Thomas Butler (died after 1496) was an Irish judge, who held the office of Master of the Rolls in Ireland.

He was a cousin of John Butler, 6th Earl of Ormonde, although little is known of his own parents. The Butlers had backed the losing side in the Wars of the Roses, and Ormonde's brother James Butler, 5th Earl of Ormonde had been attainted and executed for treason as a result, but the 6th Earl was quickly pardoned by the new King Edward IV, who greatly admired him. Ormonde may have recommended his cousin as a royal servant: in 1478 Butler was groom of the King's chamber, while his wife Agnes was described as "former nurse to the royal children"; specifically she had been nurse to Anne of York, the King's fifth daughter, who was born in November 1475. Thomas was bailiff of the royal manors of Solihull and Yardley.
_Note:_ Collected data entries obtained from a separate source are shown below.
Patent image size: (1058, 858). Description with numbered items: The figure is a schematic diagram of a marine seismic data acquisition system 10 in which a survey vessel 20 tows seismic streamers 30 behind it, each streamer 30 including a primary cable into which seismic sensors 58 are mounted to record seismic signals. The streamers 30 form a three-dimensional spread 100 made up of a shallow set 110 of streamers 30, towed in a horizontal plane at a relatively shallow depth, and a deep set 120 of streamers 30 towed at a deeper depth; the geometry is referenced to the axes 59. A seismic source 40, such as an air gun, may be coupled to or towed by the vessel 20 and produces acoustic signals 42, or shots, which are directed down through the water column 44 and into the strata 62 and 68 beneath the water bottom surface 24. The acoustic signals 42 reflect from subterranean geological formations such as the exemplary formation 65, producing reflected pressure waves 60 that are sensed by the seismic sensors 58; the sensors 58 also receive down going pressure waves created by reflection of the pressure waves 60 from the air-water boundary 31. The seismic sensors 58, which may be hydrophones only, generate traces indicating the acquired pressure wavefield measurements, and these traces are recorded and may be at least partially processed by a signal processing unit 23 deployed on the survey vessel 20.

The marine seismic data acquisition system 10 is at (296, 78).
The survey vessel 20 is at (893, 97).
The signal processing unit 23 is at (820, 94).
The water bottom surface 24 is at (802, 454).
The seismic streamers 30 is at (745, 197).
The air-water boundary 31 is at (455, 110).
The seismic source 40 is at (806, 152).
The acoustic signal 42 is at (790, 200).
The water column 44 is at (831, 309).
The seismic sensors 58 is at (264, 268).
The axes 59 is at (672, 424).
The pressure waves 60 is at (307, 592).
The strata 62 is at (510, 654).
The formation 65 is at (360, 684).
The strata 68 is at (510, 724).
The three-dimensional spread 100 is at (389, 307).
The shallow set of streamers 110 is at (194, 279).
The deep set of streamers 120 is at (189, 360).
In 1492 he was sent back to Ireland as Master of the Rolls in Ireland. It is unclear what legal qualifications, if any, he had for the office. The Master of the Rolls at that time was not always a qualified lawyer, as his duties were primarily administrative. His appointment was probably part of a campaign by the new Tudor dynasty to curb the power of the Anglo-Irish gentry, which included nearly all the judges, who had openly backed the pretender Lambert Simnel and were now suspected of aiding another pretender, Perkin Warbeck. Gerald FitzGerald, 8th Earl of Kildare, who had for many years been all-powerful in Ireland, was in temporary disgrace, and between 1492 and 1494 those judges who were regarded as his creatures were removed. Butler, though he himself belonged to a great Anglo-Irish dynasty, was presumably considered to be a loyal servant of the Crown: unlike many of their peers, they had supported the House of Lancaster, from whom the Tudor dynasty derived its claim to the Throne.

From 1496 on Kildare quickly regained much of his influence, and Butler resigned or was removed from the Mastership of the Rolls in that year. His date of death is not recorded.